Thursday, October 09, 2008

Something a Little Different About the Bailout

Even the title is different: The Rationality of Spite: Why the Bailouts Do, And Should, Make People Angry

If one accepts the idea that bailouts will help the economy in this way, then isn't it irrational to oppose them? That is, can't we say of bailout opponents who cite the unfairness of "socialism for billionaires" that they may be cutting off their noses to spite their faces?

This column will explore the role of "spite" or - more charitably - opposition to unfairness (even at great personal cost) in people's behavior. It will conclude that those who oppose the bailouts because of "spite" are not necessarily behaving irrationally, if we consider analogous choices in our legal-constitutional framework.

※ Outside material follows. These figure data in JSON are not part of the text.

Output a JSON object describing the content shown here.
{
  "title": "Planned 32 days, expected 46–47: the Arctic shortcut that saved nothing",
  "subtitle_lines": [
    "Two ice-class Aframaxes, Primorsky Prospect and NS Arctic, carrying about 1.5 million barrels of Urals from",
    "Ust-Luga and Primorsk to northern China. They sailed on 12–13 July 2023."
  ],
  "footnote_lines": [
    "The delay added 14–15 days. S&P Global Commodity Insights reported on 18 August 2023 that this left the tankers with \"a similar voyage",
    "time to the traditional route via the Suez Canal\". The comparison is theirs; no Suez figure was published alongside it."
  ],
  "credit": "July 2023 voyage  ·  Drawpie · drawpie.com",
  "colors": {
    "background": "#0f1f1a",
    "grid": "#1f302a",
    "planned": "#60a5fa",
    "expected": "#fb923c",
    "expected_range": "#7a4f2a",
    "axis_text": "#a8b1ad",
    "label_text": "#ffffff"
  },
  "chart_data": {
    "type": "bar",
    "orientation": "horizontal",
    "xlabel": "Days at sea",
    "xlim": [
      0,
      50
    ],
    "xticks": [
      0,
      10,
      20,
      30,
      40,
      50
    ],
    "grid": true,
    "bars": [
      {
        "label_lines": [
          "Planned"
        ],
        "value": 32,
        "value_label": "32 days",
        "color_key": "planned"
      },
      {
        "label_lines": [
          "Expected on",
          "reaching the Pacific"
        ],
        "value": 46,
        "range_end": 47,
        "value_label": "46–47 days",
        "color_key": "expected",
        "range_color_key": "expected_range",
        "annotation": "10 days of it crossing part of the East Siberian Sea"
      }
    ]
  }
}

One could say that unlike discriminators and criminals, the federal government - in the case of the bailouts - was not "on notice" under the law that there would be a strong negative public reaction to perceived unfairness, even if the government bailouts made good wealth-maximizing sense. But this statement about notice assumes that we need a law to tell us what is and is not fair. The reality is that one might reasonably view the federal government's "free market" approach to poverty, health crises, and foreclosures as fundamentally inconsistent with bailouts of Wall Street - as a lopsided allocation by champions of the wealthy to their wealthy friends that, to some minds, mirrors the already-skewed distribution of wealth in the U.S.

For people who take this view, the fact that they personally might have suffered marginally more if there were no bailouts than they otherwise would does not - and maybe appropriately does not - make them favor the bailouts. Their sense that Wall Street must pay for its mistakes - even if this costs the rest of us too - may be powerful and rational, at least as rational as the human desire for retribution and equality embodied in our criminal justice system and anti-discrimination law.

There is a lot here. And I am probably too tired to go into in detail but in mind is this: how much more do I want to pay for the satisfaction of seeing an investment banker squirm?